FIG 4.

ASFV-ΔH240R shows decreased viral production but normal genome replication in primary porcine alveolar macrophages (PAMs). (A and B) Intracellular (A) and extracellular (B) genome copies of ASFV-ΔH240R or ASFV HLJ/2018 (ASFV-WT). PAMs in 24-well plates were infected with either ASFV-ΔH240R or ASFV-WT at an MOI of 3. At the indicated hpi, the numbers of genome copies in the cell lysates or supernatants of infected PAMs were determined by quantitative PCR (qPCR). (C and D) Dynamics of intracellular or extracellular ASFV replication.
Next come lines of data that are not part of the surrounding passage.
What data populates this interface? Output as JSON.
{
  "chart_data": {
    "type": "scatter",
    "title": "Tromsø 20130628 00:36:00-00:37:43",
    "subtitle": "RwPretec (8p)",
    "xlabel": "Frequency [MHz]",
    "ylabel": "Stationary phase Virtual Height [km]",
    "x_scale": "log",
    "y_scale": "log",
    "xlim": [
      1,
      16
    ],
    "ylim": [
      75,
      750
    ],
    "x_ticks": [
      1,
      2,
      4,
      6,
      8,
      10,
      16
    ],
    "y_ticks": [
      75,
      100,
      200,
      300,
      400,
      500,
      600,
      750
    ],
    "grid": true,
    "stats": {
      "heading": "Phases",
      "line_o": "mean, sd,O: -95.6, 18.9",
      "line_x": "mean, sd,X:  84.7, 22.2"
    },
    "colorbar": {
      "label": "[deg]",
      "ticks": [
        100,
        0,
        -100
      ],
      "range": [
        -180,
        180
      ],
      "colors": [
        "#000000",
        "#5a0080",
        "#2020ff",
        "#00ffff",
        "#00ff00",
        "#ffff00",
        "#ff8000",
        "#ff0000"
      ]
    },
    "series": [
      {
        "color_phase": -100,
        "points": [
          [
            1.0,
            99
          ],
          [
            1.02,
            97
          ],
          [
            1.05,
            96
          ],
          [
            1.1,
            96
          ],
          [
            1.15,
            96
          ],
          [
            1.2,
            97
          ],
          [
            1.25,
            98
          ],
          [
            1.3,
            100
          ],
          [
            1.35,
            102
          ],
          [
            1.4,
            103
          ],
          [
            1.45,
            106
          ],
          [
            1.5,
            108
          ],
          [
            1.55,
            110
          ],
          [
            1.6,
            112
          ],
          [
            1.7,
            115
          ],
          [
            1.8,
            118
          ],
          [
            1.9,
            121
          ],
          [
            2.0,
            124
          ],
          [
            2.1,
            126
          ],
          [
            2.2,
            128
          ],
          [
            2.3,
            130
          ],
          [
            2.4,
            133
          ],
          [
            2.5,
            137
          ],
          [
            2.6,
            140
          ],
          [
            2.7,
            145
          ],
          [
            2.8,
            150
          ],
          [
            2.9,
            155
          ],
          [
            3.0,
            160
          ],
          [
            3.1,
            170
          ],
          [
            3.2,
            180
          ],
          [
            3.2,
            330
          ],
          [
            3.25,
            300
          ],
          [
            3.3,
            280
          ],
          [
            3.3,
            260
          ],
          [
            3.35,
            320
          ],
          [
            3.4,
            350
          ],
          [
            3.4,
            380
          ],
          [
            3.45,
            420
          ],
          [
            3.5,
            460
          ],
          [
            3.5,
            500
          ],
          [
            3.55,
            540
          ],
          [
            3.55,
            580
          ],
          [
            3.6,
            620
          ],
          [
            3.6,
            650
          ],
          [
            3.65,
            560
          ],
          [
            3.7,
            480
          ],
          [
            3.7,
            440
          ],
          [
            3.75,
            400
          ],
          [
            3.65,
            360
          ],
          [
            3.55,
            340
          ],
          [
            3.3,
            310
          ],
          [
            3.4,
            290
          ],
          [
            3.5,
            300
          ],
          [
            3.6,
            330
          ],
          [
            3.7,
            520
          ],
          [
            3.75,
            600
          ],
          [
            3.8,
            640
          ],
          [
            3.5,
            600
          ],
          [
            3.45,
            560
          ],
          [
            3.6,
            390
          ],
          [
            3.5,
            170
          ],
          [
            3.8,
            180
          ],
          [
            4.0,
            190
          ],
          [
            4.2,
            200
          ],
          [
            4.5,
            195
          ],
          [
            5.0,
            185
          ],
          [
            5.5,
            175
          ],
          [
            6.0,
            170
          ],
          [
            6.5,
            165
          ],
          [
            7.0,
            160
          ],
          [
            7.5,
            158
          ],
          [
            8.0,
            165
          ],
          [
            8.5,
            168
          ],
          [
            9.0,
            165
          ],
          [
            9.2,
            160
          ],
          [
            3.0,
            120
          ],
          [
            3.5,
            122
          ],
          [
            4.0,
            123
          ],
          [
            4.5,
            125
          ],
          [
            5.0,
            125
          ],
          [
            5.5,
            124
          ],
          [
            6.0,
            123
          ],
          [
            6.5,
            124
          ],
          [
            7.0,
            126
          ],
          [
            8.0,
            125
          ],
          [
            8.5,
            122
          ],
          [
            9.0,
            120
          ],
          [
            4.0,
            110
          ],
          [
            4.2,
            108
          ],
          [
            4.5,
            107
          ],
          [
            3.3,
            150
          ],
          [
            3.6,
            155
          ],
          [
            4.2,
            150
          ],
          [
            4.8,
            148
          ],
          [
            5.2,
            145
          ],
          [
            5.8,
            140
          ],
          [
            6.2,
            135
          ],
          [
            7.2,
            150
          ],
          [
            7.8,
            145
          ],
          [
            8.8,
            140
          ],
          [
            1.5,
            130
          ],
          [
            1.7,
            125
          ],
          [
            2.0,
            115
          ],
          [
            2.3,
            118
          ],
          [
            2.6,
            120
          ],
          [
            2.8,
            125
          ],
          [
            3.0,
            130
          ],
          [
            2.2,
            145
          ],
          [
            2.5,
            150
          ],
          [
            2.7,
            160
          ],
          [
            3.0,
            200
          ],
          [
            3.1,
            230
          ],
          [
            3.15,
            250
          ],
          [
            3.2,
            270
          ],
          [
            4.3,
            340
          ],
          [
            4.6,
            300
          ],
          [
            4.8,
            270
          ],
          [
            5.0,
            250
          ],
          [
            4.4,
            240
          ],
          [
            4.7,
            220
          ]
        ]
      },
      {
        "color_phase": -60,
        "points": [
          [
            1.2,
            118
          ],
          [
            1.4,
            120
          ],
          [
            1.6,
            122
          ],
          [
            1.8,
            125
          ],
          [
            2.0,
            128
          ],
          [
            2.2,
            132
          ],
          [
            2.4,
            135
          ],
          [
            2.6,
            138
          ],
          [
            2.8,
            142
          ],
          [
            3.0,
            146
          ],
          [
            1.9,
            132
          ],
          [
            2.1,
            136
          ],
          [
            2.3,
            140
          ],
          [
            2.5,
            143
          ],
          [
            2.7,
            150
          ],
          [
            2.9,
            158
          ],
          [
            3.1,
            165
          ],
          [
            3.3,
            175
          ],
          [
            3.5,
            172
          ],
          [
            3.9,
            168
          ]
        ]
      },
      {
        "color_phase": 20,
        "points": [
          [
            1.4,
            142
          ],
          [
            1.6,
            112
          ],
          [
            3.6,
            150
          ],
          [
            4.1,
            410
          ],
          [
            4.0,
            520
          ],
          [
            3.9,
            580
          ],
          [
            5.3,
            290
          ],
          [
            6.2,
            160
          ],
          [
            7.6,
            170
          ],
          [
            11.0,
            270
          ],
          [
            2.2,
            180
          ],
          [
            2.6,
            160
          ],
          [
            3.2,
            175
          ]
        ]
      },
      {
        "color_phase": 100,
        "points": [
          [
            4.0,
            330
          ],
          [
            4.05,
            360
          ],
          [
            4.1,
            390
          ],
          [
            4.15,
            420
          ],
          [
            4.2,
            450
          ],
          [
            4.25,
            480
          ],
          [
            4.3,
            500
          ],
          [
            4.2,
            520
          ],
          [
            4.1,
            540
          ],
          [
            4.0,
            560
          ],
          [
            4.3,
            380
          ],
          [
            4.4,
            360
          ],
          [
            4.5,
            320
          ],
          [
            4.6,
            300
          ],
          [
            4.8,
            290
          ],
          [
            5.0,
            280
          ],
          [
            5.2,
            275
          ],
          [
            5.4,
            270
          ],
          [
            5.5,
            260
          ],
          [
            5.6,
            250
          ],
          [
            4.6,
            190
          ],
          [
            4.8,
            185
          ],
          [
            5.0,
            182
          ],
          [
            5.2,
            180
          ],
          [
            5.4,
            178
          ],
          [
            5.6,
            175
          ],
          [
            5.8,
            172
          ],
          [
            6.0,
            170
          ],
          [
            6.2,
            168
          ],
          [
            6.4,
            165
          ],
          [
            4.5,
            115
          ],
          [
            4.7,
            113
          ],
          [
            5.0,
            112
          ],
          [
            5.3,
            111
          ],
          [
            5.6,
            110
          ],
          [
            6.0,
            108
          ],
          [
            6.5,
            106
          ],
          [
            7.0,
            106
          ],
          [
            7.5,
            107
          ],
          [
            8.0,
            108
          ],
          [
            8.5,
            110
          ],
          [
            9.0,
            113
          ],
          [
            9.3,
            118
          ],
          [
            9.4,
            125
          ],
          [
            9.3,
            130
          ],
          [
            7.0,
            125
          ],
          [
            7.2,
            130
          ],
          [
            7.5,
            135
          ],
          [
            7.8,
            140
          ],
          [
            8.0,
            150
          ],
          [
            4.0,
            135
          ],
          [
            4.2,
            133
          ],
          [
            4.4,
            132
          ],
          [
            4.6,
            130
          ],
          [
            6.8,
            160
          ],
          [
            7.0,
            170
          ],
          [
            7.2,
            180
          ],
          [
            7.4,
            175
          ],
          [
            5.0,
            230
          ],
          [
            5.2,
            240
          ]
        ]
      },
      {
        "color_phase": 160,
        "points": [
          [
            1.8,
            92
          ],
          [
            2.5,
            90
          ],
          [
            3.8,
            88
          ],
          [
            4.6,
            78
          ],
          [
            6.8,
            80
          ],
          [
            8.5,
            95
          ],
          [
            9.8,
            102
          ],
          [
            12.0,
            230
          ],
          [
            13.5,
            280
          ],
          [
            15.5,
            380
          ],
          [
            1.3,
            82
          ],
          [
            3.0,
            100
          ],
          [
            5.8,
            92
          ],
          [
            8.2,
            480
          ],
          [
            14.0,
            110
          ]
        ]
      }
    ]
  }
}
The intracellular (C) or extracellular (D) K value represents the proliferation curve of the virus at each time point and is calculated by dividing the number of virus genome copies at each time point by that at 2 h. The viral proliferation curves were generated using the virus genome copies at 2, 6, 12, 18, 24, and 30 hpi. (E) Genome copies of progeny ASFV-ΔH240R or ASFV-WT. PAMs in 24-well plates were infected with either ASFV-ΔH240R or ASFV-WT at genome copies of 10⁷. At the indicated hpi, the numbers of genome copies in supernatants were determined by qPCR. (F) Infectious progeny virus production of ASFV-ΔH240R or ASFV-WT. The titers of infectious progeny virions from panel E were detected based on the Reed and Muench calculation method. (G) ASFV-ΔH240R or ASFV-WT infectious virus-to-particle ratios. The infectious virus-to-particle ratios were calculated based on the ratio of the titers (E) to the genome copies (F) at 2 or 24 hpi (n = 3). The data shown are from three independent experiments. Error bars denote standard errors of the means. The significance of differences between groups (n = 3) was determined using Student's t test (*, P < 0.05; ***, P < 0.001). ns, not significant.